The third way to establish paternity in Arizona is by court proceedings to adjudicate the legal father of a child born to unmarried parents. This is a paternity lawsuit. A.R.S. § 25-806.
The father, mother, guardian, or conservator (and depending upon the circumstances, a public welfare agency or the State of Arizona) can file a petition to establish paternity with the clerk of the court. A.R.S. § 25-803. The petition can be filed during the mother’s pregnancy or after the child is born. The only caveat is that the petition must be filed before the child turns 18 to establish a parent’s duty to pay child support or past child support. A.R.S. § 25-804. But paternity proceedings may be initiated after the child reaches adulthood to prove, for example, that he or she is an heir of the parent.

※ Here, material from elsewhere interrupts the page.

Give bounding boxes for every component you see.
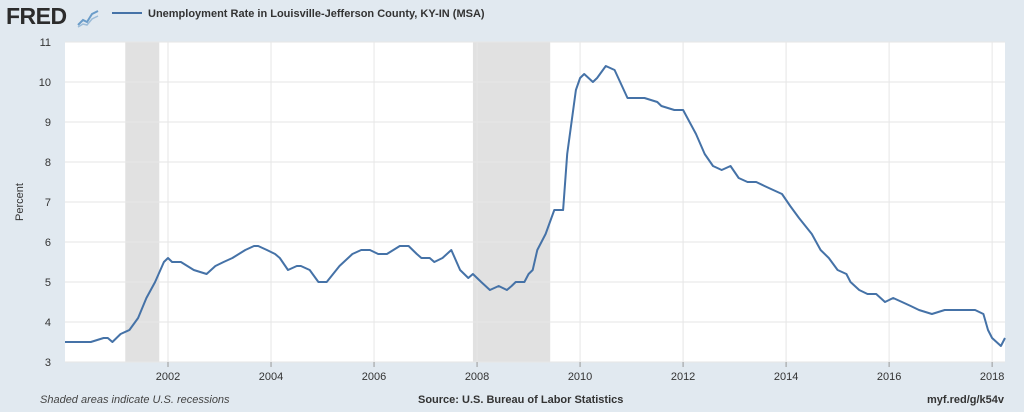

Do be very careful about default judgments in paternity lawsuits. If the father does not file a timely response to the petition, then the judge can enter a judgment of paternity and order payment of child support. If a DNA genetic test was ordered, but the putative father failed to show up for the test, then the judge can enter a default judgment of paternity and issue child support orders. A.R.S. § 25-813. Once a judgment of paternity is entered, both retroactive child support (if applicable) and current child support will be ordered. A.R.S. § 25-809.
With paternity established, the parties can start working toward a parenting plan.
Although an informal parenting agreement between unmarried parents may work in the interim, it is not a good solution for the long term. (The long term being 18 or 19 years, unless the child emancipates at a younger age.) Informal parenting arrangements can be helpful for some couples for a short while, but they do not help resolve problems when there is a conflict.
When there is a problem, both parents find out quickly that informal custodial arrangements are just that – informal, problematic, and unenforceable. Assuming the child resides with the mother, the father’s relationship with his son or daughter is subject to the mother’s whim when it comes to access. The father may be noncompliant in adhering to their informal access arrangement by not returning the child to the mother on time as agreed. It is possible that one parent could even relocate to another state with the child without the other parent’s consent.
A court-ordered parenting plan with a parenting time schedule benefits the mother, the father, and the child. A parenting plan provides a defined, predictable custody arrangement that delineates the terms of access that both parents must abide by, and upon which the child learns to depend.
The court’s order is enforceable, so parents need not rely exclusively on each other’s good will to strengthen and maintain a solid parent-child relationship. Enforcing the court’s order may include, for example, preventing a parent from relocating the child over 100 miles away in Arizona without notice to the other parent and opportunity for a relocation hearing. Because the court’s order is in place, emergency measures could be taken to stay any relocation.
Lastly, the parenting time awarded each party does affect child support calculations. Although not the only consideration, parenting time days may increase or decrease a parent’s support obligation under the Arizona Child Support Guidelines.